The alliance was a marriage of convenience, one that Saleh used for survival and now views, perhaps prematurely during the 35-year celebration of his party, as no longer necessary.
“I think it is the one thing that we all see coming. This is an alliance of convenience to get rid of common enemies,” Nadwa Al Dawsari, a senior fellow at the Project on Middle East Democracy. “It lasted this long only because of the Saudi-led military intervention. The alliance was never sustainable because Saleh and Houthis are enemies and they never trusted each other.”
The split in the alliance seems to point towards Saleh positioning himself ahead of a political settlement to the conflict.
The Houthis have been nervous that Saleh will sacrifice them for a deal that includes him separating from the Houthis in exchange for guarantees for his family and for his party to play a role in the future of the country.
“And they are right to be nervous. Saleh has manipulated everyone and they won’t be the exception,” Ms Dawsari said.
The falling out between the two sides is likely to progress the political negotiations.

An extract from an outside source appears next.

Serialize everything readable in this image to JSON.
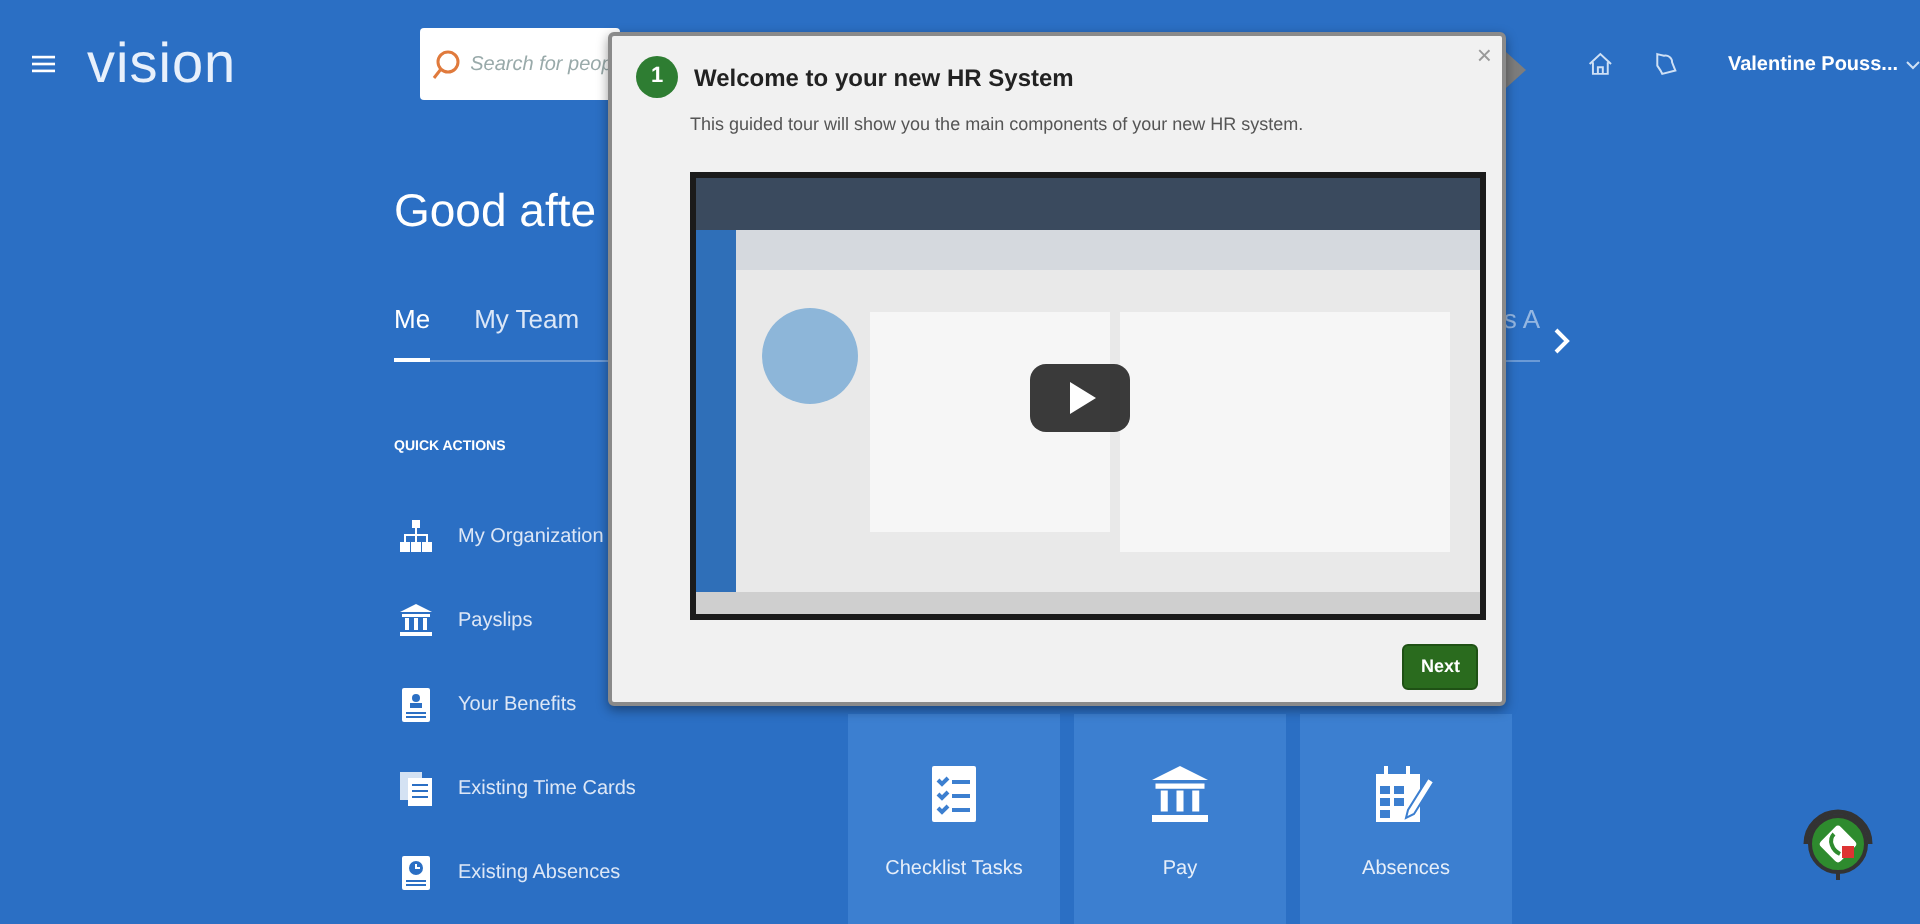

While the Houthis publicly say they want an end to the war, the conflict provides scapegoat for the complete deterioration of the rebel-controlled areas.

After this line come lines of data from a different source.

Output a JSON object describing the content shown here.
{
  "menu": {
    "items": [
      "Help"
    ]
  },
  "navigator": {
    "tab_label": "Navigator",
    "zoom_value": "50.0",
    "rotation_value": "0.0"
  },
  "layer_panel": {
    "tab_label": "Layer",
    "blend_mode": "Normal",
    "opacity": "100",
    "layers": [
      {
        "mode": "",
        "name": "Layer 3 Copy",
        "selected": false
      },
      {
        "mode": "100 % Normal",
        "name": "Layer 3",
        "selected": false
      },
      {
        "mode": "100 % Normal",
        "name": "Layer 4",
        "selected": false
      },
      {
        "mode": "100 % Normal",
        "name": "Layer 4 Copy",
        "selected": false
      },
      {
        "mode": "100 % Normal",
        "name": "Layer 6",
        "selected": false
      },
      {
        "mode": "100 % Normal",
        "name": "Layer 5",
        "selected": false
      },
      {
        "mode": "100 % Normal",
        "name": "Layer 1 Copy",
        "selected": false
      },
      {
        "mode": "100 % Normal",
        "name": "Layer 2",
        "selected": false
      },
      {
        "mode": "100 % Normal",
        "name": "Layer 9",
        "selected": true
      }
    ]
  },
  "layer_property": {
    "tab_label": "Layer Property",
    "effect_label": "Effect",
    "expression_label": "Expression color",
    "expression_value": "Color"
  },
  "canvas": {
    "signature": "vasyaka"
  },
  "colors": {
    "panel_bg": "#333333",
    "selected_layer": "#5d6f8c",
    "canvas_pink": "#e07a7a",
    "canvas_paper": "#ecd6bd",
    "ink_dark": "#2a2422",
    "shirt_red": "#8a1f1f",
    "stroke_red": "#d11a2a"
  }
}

Saleh, and his party, however might be open to political settlement given certain guarantees.
“He knows people are fed up with the Houthis cruelty and their corruption and he is capitalising on that,” Ms Dawsari said.
Whether the schism will open the way to a resumption of peace talks, the coming together of Saleh and the Houthis has contributed to Yemen descending into one of the worst humanitarian disasters in the region’s recent history.
Yemen is in the midst of one of the worst cholera outbreaks in history, with more than 2,000 people having died among the 500,000 cases of the viral disease reported since the beginning of the year.
The war with Yemeni forces backed by the Saudi-led coalition has killed more than 10,000 civilians and displaced 3 million people from their homes, according to the UN. An unwillingness from the Houthis and Saleh to help remedy the situation has only contributed to the devastation.
The conflict has also led to a breakdown in the economy in Sanaa. Conflict between warring factions over the central bank has meant that civil servant salaries have not been paid for months, weakening their constituencies and creating a blame-game that has clearly spilled over into political rhetoric.
“Where are the salaries?” Mr Saleh asked on Sunday, as he detailed the Houthis’ economic mismanagement in areas under their control.
Such criticism may have come too late for the Yemeni population suffering through years of devastating conflict.